Un chômeur est traqué par cinq tueurs qui lui tirent dessus dans les rues de la ville. La poursuite est filmée, en direct, pour une émission sponsorisée par une marque de cacao. La violence du programme est revendiquée, mais baigne dans le politiquement correct : un candidat noir a été écarté pour éviter les accusations de racisme… Cette situation n’est qu’une fiction, portée à l’écran dans Le Prix du danger (Yves Boisset, 1982). Lors de sa sortie, les uns crièrent à l’œuvre visionnaire. D’autres la jugeaient tout à fait irréaliste. Deux décennies plus tard, dans le monde entier, pour certaines émissions, on asphyxie des gens, on les plonge dans l’eau bouillante sur fond de rires préenregistrés, on joue à la roulette russe, on dissèque des cadavres… Cette surenchère a-t-elle une limite ? Par exemple, un homme ordinaire serait-il prêt à se transformer en assassin devant une caméra, pour les besoins d’un jeu ?

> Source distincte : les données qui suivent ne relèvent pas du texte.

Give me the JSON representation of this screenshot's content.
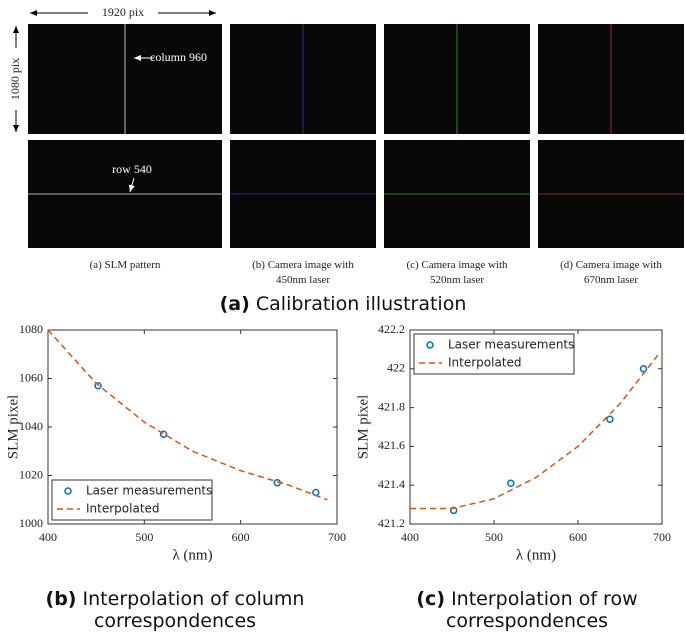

Pour répondre à cette question radicale, les journalistes Michel Eltchaninoff et Christophe Nick conçoivent un projet aussi audacieux que démesuré. Ils imaginent une fausse émission inspirée de l’expérience de Stanley Milgram. Dans celle-ci, des individus du tout-venant se soumettaient à l’autorité d’un scientifique en blouse blanche au point d’administrer des chocs électriques potentiellement mortels à un cobaye échouant à mémoriser des listes de mots. Pour cette variante réalisée en 2009, 80 volontaires, qui n’ont encore jamais participé à une émission, sont recrutés pour un pseudo-nouveau jeu, « La zone Xtrême ». Encouragé par l’animatrice Tania Young (« Ne vous laissez pas impressionner. Nous assumons toutes les conséquences. ») et un public frétillant (« Châ-ti-ment ! Châ-ti-ment ! »), chaque candidat doit électrocuter un inconnu, invisible mais audible, à chaque erreur commise lors d’une épreuve de mémoire verbale. Le voltage augmente au fil des décharges électriques, tandis que le malheureux manifeste de plus en plus de douleur, puis refuse de répondre, et enfin ne crie même plus, évanoui peut-être, voire mort. Aucun de ses tortionnaires ne sait que sa victime est en réalité un comédien, dont les plaintes ont été enregistrées.

 

Entre l’obéissance et les valeurs morales

Le psychosociologue Jean-Léon Beauvois et d’autres chercheurs se portent garants de la validité scientifique de l’expérience. Au départ, ils doutaient que les candidats puissent se métamorphoser en tortionnaires pour les besoins d’un jeu inepte, sans même une récompense à la clef. Du moins, pas autant que dans l’expérience de S. Milgram, qui, reproduite une vingtaine de fois, donne des résultats constants : environ 60 % des sujets administrent la décharge maximale. Or 82 % des candidats du jeu télévisé iront jusqu’au bout, à la stupéfaction des scientifiques se cachant la tête dans les mains ou jurant, liquéfiés, depuis les coulisses. Que l’émission soit présentée comme destinée au grand public ou uniquement réservée à des directeurs de programmes, les résultats sont identiques. Attention, les candidats ne virent pas pour autant à la bête féroce, trop heureuse de se déchaîner impunément. Leur cas de conscience est très clair : ils sont tiraillés entre l’obéissance à la règle (« Je me suis engagé à jouer le jeu ») et leurs valeurs morales (« Je ne peux pourtant pas continuer à faire souffrir cet homme »), entre leur comportement et leurs pensées. Chez quelques-uns, les valeurs l’emportent très vite. Chez d’autres, c’est plus laborieux. Pour l’écrasante majorité, la docilité prime. Qu’ils tentent de souffler les bonnes réponses à leur victime, qu’ils se consolent en constatant qu’après tout sa performance est nulle, qu’ils rechignent, qu’ils essaient de se convaincre que tout cela n’est pas réel…, ils envoient des décharges toujours plus redoutables. Pour le spectateur, ce constat est aussi une forme d’électrochoc.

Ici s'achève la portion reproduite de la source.